TIMEZONE = pytz.timezone("UTC")

class SequenceLoader(data.Dataset):
    """Main Class for Image Folder loader."""
    def __init__(self,
                 name,
                 path_files,
                 seq_length_min,
                 step_min,
                 window_train,
                 window_predict,
                 exovariables=False,
                 data=None,
                 station='all',
                 ever=False,
                 smooth=False,
                 scaler=False):
        """Init function."""
                                                            
        self.name = name
        self.path_files = path_files
        self.seq_length_min = seq_length_min
        self.step_min = step_min
        self.seq_length = int(seq_length_min / self.step_min)
        self.window_train = window_train
        self.window_predict = window_predict
        self.exovariables = exovariables
        self.data = data
        self.step = int(step_min / 10)
        self.ever = ever

        # try load samples from file, if not generate samples from database
        self.df = pd.read_pickle(f'df_{name}.pkl')
        self.samples = pickle.load(open(f'samples_{name}.pkl', 'rb'))
        self.samples = self.samples[:5000]
        
        if station == 'all':
            pass
        elif station == 'summer':
            self.samples = [i for i in self.samples if is_summer(i)]
        elif station == 'winter':
            self.samples = [i for i in self.samples if is_winter(i)]
        elif station == 'equinox':
            self.samples = [i for i in self.samples if is_equinox(i)]
        else:
            raise Exception(f'Invalid station => {station}')

        self.input_channel = 1
        self.shape = (1, 7, 7)
        self.seq_shape = (self.seq_length, self.input_channel, self.shape[-2],
                          self.shape[-1])

        #self.hdf = h5py.File(f'file.h5', 'r')

    def get_index_time(self, index):
        index_start, index_end = self.samples[index]
        return index_start, index_end

    def load(self, index):
        while True:
            try:
                index_start, index_end = self.samples[index]
                df_aux = self.df[index_start:index_end]

                samples_index = df_aux.index

                sample = zeros(self.seq_shape)
                aux_array = None

                for idx, aux in enumerate(samples_index):
                    key = aux.strftime('%Y-%m-%d %H:%M')
                    aux_array = array(h5py.File(f'file.h5', 'r').get(key))
                    aux_array[:, :][aux_array[:, :] == -np.inf] = 0
                    aux_array[:, :][aux_array[:, :] < 0] = np.quantile(aux_array[:, :], 0.10)

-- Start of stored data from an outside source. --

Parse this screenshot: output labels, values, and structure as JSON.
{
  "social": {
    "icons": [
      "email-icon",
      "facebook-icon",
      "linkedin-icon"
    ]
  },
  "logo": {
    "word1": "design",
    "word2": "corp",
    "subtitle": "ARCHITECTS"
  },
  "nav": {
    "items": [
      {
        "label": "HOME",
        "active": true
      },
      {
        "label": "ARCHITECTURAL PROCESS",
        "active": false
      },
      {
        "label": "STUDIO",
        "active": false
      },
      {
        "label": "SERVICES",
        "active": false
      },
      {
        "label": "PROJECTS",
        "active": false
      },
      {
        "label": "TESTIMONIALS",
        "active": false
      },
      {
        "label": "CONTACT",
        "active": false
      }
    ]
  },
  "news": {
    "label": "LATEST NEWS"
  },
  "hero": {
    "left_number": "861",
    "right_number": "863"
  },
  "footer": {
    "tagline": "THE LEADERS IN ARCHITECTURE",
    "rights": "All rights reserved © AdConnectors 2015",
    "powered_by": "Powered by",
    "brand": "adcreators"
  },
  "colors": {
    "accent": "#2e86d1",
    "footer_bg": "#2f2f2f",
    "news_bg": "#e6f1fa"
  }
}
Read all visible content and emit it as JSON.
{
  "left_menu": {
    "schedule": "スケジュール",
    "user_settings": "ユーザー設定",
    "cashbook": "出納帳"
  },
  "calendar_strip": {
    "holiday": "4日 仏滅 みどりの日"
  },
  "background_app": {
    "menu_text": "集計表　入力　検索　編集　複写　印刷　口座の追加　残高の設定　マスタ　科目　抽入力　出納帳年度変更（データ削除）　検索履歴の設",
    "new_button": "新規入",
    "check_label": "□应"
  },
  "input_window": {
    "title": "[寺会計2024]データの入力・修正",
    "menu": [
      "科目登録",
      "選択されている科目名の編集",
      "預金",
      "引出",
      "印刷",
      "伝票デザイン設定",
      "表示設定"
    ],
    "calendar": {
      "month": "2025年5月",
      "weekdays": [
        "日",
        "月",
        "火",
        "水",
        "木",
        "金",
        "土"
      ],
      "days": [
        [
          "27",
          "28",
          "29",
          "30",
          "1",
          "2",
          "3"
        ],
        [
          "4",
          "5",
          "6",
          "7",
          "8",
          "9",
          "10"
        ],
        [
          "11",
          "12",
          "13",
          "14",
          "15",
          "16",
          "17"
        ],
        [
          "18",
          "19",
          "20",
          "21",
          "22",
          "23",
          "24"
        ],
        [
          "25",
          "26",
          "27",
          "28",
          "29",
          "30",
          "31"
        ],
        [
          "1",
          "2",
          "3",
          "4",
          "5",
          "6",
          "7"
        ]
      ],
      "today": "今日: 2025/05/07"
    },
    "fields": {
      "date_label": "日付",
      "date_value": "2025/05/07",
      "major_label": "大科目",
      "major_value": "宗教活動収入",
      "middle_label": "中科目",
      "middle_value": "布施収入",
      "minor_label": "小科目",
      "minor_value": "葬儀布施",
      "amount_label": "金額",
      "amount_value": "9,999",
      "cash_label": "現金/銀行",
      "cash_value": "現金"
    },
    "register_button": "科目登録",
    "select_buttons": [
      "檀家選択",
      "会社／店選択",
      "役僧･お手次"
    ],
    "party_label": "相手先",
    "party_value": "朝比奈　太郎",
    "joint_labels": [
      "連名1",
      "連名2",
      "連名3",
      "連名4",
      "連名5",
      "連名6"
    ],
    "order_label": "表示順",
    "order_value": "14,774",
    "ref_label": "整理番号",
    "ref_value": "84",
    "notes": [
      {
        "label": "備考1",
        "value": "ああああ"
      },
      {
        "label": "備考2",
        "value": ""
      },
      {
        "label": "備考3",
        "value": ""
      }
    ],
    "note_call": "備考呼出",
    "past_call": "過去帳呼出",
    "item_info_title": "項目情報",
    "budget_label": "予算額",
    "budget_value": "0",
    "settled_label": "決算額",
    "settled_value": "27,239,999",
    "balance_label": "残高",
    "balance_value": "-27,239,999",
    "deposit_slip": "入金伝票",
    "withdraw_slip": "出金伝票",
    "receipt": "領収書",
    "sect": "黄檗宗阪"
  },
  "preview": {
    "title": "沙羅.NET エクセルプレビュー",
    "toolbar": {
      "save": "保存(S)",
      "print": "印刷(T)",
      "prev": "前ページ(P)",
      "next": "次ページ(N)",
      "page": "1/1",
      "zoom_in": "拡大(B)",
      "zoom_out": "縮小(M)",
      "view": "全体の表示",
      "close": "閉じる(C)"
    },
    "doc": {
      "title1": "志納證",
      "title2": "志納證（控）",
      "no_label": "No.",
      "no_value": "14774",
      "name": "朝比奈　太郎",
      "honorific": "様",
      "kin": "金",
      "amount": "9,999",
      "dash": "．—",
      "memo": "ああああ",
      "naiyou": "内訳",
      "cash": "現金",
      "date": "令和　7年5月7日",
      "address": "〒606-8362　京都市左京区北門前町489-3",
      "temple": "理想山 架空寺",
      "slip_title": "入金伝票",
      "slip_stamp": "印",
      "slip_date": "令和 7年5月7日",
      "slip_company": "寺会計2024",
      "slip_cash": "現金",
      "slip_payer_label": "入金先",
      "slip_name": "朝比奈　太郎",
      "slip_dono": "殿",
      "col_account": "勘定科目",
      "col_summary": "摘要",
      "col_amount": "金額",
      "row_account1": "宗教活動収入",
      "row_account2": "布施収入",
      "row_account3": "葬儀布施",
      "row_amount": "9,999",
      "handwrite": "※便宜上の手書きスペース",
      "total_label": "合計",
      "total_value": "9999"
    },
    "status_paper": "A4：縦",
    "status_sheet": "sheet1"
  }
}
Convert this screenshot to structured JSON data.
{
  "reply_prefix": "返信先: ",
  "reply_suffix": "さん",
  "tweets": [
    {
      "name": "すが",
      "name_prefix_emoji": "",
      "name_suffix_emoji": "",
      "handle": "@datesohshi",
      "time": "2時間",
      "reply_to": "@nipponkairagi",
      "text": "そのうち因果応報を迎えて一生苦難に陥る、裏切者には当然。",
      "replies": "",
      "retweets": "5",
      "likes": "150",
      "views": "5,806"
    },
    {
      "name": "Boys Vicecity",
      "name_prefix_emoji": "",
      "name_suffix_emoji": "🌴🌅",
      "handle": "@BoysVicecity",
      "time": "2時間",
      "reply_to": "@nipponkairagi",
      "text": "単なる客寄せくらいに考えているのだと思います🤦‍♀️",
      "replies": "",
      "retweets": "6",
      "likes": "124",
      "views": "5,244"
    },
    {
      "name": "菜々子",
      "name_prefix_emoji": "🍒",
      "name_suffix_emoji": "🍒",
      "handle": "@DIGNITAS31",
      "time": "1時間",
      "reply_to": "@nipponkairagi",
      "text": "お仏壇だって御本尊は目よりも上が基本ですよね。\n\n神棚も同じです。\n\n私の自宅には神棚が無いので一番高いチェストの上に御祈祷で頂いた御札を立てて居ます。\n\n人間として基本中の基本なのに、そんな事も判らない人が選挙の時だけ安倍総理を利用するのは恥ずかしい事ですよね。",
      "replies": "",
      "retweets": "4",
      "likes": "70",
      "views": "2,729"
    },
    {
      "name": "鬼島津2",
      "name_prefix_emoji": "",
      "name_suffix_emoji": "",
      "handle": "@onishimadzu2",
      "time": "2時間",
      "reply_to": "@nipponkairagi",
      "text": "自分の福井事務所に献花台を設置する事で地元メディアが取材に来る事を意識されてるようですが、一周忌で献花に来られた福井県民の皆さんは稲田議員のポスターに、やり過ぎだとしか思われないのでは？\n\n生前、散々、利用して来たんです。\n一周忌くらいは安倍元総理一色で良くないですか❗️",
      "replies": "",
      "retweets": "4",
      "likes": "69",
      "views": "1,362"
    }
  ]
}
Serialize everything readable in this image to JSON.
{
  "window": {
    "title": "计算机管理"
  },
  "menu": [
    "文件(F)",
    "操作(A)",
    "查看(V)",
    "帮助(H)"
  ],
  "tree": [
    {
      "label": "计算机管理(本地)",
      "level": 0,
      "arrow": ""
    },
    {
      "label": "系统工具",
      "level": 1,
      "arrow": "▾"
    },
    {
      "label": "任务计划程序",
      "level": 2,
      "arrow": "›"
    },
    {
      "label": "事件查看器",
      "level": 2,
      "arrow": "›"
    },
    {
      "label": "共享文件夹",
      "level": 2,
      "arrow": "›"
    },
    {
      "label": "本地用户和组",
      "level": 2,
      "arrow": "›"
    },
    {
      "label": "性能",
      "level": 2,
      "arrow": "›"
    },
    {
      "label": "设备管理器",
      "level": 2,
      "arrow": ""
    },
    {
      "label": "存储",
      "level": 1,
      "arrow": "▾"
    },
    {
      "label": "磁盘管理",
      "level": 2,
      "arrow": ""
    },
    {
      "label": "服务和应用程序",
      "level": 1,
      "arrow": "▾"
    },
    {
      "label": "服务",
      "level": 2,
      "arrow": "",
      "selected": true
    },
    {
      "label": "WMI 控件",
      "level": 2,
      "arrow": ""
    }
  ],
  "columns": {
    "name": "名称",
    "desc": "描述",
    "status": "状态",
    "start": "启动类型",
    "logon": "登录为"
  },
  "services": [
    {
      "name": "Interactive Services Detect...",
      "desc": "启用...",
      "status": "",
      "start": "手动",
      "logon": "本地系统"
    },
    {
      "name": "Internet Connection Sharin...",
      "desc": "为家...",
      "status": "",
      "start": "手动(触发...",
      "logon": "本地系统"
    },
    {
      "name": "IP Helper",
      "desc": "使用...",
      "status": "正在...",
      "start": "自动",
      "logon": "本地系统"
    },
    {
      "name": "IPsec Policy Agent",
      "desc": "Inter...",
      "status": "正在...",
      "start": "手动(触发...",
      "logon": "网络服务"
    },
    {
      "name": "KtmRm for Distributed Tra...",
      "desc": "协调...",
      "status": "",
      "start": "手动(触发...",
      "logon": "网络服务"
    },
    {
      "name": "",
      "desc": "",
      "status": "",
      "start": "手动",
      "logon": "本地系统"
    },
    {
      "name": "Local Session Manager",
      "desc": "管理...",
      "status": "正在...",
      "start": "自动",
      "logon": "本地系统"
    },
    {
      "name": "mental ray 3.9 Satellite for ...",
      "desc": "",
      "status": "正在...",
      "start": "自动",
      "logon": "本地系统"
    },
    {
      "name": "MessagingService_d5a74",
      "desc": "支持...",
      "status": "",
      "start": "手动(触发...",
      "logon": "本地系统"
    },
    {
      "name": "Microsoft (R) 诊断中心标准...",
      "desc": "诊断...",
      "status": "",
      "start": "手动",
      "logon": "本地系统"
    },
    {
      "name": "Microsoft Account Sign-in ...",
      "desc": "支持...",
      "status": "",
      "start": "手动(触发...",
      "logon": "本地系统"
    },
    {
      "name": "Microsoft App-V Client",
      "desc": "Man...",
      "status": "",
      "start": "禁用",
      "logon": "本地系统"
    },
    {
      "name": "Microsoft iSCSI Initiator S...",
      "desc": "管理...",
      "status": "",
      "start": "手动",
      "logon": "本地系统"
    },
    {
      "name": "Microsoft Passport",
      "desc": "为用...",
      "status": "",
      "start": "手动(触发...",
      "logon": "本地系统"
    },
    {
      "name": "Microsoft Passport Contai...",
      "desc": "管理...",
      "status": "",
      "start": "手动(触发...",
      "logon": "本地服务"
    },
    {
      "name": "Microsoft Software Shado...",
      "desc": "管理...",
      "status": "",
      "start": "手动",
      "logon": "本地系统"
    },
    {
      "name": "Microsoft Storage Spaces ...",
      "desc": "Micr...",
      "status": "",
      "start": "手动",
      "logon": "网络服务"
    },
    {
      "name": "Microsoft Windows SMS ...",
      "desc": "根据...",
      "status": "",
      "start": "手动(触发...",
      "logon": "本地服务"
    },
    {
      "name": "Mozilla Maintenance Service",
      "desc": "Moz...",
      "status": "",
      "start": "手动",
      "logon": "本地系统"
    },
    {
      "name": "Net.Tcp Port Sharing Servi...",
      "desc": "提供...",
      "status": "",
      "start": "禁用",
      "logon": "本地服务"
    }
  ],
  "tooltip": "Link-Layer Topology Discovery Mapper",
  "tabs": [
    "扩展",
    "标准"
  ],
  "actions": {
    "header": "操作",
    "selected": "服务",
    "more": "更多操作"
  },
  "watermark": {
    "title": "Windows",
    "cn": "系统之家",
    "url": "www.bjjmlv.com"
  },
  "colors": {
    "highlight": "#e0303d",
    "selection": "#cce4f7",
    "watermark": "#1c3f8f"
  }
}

                    aux_array[:, :] /= 250
                    sample[idx, 0, :, :] = aux_array

                # test for empty array
                if np.any(np.isnan(sample)):
                    index = np.random.choice(arange(0, self.__len__()))
                else:
                    break

            except KeyError as e:
                index = np.random.choice(np.arange(0, self.__len__()))
            except IndexError as e:
                index = np.random.choice(arange(0, self.__len__()))

        X = sample[0:self.window_train, :, :, :]
        y = sample[self.window_train:, :, :, :]

        X = Tensor(X.transpose(1, 0, 2, 3))
        #print("X.device: "+str(X.device))
        #print("\n\n")
        y = Tensor(y.transpose(1, 0, 2, 3))
        #print("y.device: "+str(y.device))
        #print("\n\n")

        return X, y
    def __getitem__(self, index):
        """Get item."""
        return self.load(index)

    def __len__(self):
        """Length."""
        return len(self.samples)

The commented line #self.hdf = h5py.file (f'file.h5 ',' r ') was originally decominate, but to solve the problem I mentioned in the answer" https://discuss.pytorch.org/ t/training-over-thin-system-crashes-using-pytorch-gppu-has-allocated-but-always-has-0-Utilization-using-dataloader/170801/5?u= mark_c", specifically performing some adjustments described here - “Data Loader does not work with Hdf5 file, when num_worker >1 · Issue #11929 · pytorch/pytorch · GitHub” - I made the appropriate changes, opening the file only in the function __getitem__. Can you help me please? Thanks in advance.